- The national food situation in Chad is reported to be good, only with some below average harvests in minor regions. Thanks to a good 2003-04 growing season, most Chadian low and middle-income households are set to have a good availability on food products this season.
According to the latest Chad report by the US agency Famine Early Warning System (FEWS), "for the time being, the overall food security situation is satisfactory."
Only in the sub-prefectures Am dam, Biltine, Djedda and Haraze Djombo, grain production was reported to be below average, mainly, due to heavy pressure on maturing grain crops from grain-eating birds, grasshoppers and wild animals. As a result, millet was now selling for unusually high prices for the post-harvest period.

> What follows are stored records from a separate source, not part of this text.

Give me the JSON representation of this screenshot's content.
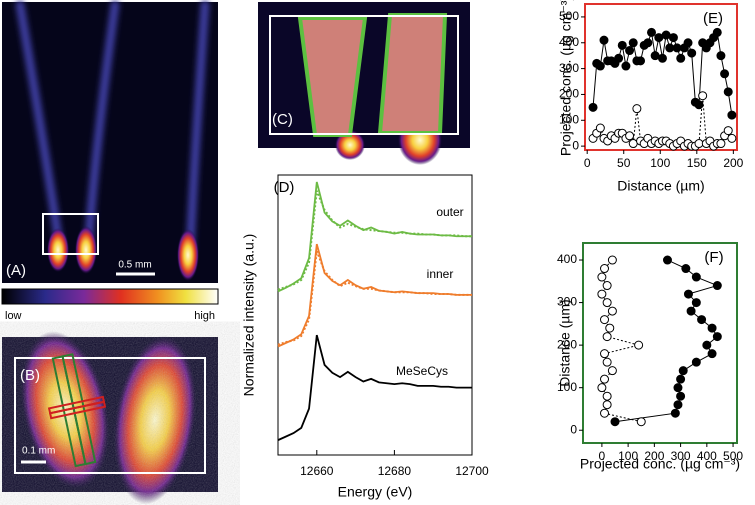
{
  "panels": {
    "A": {
      "label": "(A)",
      "scale_bar": "0.5 mm"
    },
    "colorbar": {
      "low": "low",
      "high": "high"
    },
    "B": {
      "label": "(B)",
      "scale_bar": "0.1 mm"
    },
    "C": {
      "label": "(C)"
    }
  },
  "chart_data": [
    {
      "type": "line",
      "label": "(D)",
      "x_label": "Energy (eV)",
      "y_label": "Normalized intensity (a.u.)",
      "xlim": [
        12650,
        12700
      ],
      "xticks": [
        12660,
        12680,
        12700
      ],
      "ylim": [
        0,
        3.2
      ],
      "x": [
        12650,
        12652,
        12654,
        12656,
        12658,
        12660,
        12662,
        12664,
        12666,
        12668,
        12670,
        12672,
        12674,
        12676,
        12678,
        12680,
        12682,
        12684,
        12686,
        12688,
        12690,
        12692,
        12694,
        12696,
        12698,
        12700
      ],
      "series": [
        {
          "name": "outer",
          "color": "#6dbb45",
          "line_style": "solid",
          "values": [
            1.87,
            1.91,
            1.96,
            2.02,
            2.25,
            3.12,
            2.77,
            2.67,
            2.62,
            2.68,
            2.62,
            2.57,
            2.6,
            2.56,
            2.55,
            2.53,
            2.55,
            2.53,
            2.52,
            2.52,
            2.52,
            2.51,
            2.51,
            2.5,
            2.5,
            2.5
          ]
        },
        {
          "color": "#6dbb45",
          "line_style": "dotted",
          "values": [
            1.89,
            1.92,
            1.95,
            2.0,
            2.2,
            3.02,
            2.8,
            2.68,
            2.6,
            2.64,
            2.61,
            2.58,
            2.57,
            2.56,
            2.55,
            2.54,
            2.54,
            2.53,
            2.53,
            2.52,
            2.52,
            2.51,
            2.51,
            2.51,
            2.5,
            2.5
          ]
        },
        {
          "name": "inner",
          "color": "#ef7d2d",
          "line_style": "solid",
          "values": [
            1.24,
            1.28,
            1.32,
            1.38,
            1.59,
            2.41,
            2.08,
            1.99,
            1.94,
            2.0,
            1.94,
            1.9,
            1.92,
            1.88,
            1.87,
            1.86,
            1.87,
            1.86,
            1.85,
            1.85,
            1.85,
            1.84,
            1.84,
            1.83,
            1.83,
            1.83
          ]
        },
        {
          "color": "#ef7d2d",
          "line_style": "dotted",
          "values": [
            1.26,
            1.29,
            1.31,
            1.36,
            1.55,
            2.33,
            2.1,
            2.0,
            1.93,
            1.97,
            1.93,
            1.9,
            1.9,
            1.88,
            1.87,
            1.86,
            1.86,
            1.86,
            1.85,
            1.85,
            1.84,
            1.84,
            1.84,
            1.83,
            1.83,
            1.83
          ]
        },
        {
          "name": "MeSeCys",
          "color": "#000000",
          "line_style": "solid",
          "values": [
            0.17,
            0.21,
            0.25,
            0.31,
            0.53,
            1.37,
            1.03,
            0.94,
            0.89,
            0.95,
            0.89,
            0.84,
            0.87,
            0.83,
            0.82,
            0.81,
            0.82,
            0.81,
            0.79,
            0.79,
            0.79,
            0.78,
            0.78,
            0.77,
            0.77,
            0.77
          ]
        }
      ]
    },
    {
      "type": "scatter-line",
      "label": "(E)",
      "x_label": "Distance (µm)",
      "y_label": "Projected conc. (µg cm⁻³)",
      "frame_color": "#e0332d",
      "xlim": [
        -3,
        205
      ],
      "xticks": [
        0,
        50,
        100,
        150,
        200
      ],
      "ylim": [
        -15,
        550
      ],
      "yticks": [
        0,
        100,
        200,
        300,
        400,
        500
      ],
      "x": [
        8,
        13,
        18,
        23,
        28,
        33,
        38,
        43,
        48,
        53,
        58,
        63,
        68,
        73,
        78,
        83,
        88,
        93,
        98,
        103,
        108,
        113,
        118,
        123,
        128,
        133,
        138,
        143,
        148,
        153,
        158,
        163,
        168,
        173,
        178,
        183,
        188,
        193,
        198
      ],
      "series": [
        {
          "marker_fill": "#000000",
          "line_style": "solid",
          "values": [
            150,
            320,
            310,
            410,
            330,
            330,
            320,
            340,
            390,
            310,
            370,
            400,
            330,
            330,
            390,
            400,
            440,
            350,
            420,
            340,
            430,
            380,
            420,
            380,
            340,
            380,
            400,
            360,
            170,
            160,
            400,
            380,
            400,
            420,
            440,
            350,
            280,
            210,
            120
          ]
        },
        {
          "marker_fill": "#ffffff",
          "line_style": "dotted",
          "values": [
            30,
            50,
            70,
            30,
            20,
            40,
            30,
            50,
            50,
            30,
            40,
            10,
            145,
            20,
            10,
            30,
            10,
            20,
            10,
            20,
            20,
            10,
            0,
            10,
            20,
            0,
            10,
            0,
            0,
            10,
            195,
            10,
            20,
            0,
            10,
            10,
            40,
            60,
            30
          ]
        }
      ]
    },
    {
      "type": "scatter-line-horizontal",
      "label": "(F)",
      "x_label": "Projected conc. (µg cm⁻³)",
      "y_label": "Distance (µm)",
      "frame_color": "#2e7d32",
      "xlim": [
        -72,
        515
      ],
      "xticks": [
        0,
        100,
        200,
        300,
        400,
        500
      ],
      "ylim": [
        -30,
        440
      ],
      "yticks": [
        0,
        100,
        200,
        300,
        400
      ],
      "y": [
        20,
        40,
        60,
        80,
        100,
        120,
        140,
        160,
        180,
        200,
        220,
        240,
        260,
        280,
        300,
        320,
        340,
        360,
        380,
        400
      ],
      "series": [
        {
          "marker_fill": "#000000",
          "line_style": "solid",
          "values": [
            50,
            280,
            290,
            300,
            290,
            300,
            310,
            360,
            420,
            400,
            440,
            420,
            380,
            340,
            360,
            330,
            440,
            360,
            320,
            250
          ]
        },
        {
          "marker_fill": "#ffffff",
          "line_style": "dotted",
          "values": [
            150,
            10,
            20,
            20,
            0,
            10,
            40,
            20,
            10,
            140,
            20,
            30,
            10,
            40,
            20,
            0,
            20,
            0,
            10,
            40
          ]
        }
      ]
    }
  ]
}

The N'djamena Ministry of Agriculture together with FEWS and UN agencies had developed a grain harvest forecasts for the 2003-04 growing season. The forecast put national gross grain production at 1,424,000 metric tons. Commercial imports and food aid was projected at 94,300 tons.
The result is a net grain deficit of 49,000 tons, which is less than last year's figure of 193,000 tons, FEWS reports. "The preliminary total grain production figure for the 2003-04 growing season is up 17.5 percent from last year and 18 percent above the average for the last five years," the US agency says.
Food availability on markets was reported to be good throughout the country, and grain prices are down from last year. "For example, this December, pearl millet has been selling for 139 francs/kg on the Abéché market, compared with 150 francs in December of last year," FEWS reports.
Likewise, the current price of millet on the Moundou market is 75 francs/kg, compared with 150 francs/kg in December of 2002.
In contrast, December prices are up from the month of November in the capital, N'djamena, (3 percent) and Sarh (7 percent). "However, market prices are affordable for local consumers," FEWS commented, "with the good availability of food products on area markets in the wake of recent harvests."
The strong influx of Sudanese refugees in Chad's eastern provinces was not expected to influence the food security of Chadians. If the promised food to the around 100,000 Sudanese refugees was brought in - 14,000 tons of food supplies are ordered and have started streaming in - also the current plight of these refugees would soon be eased.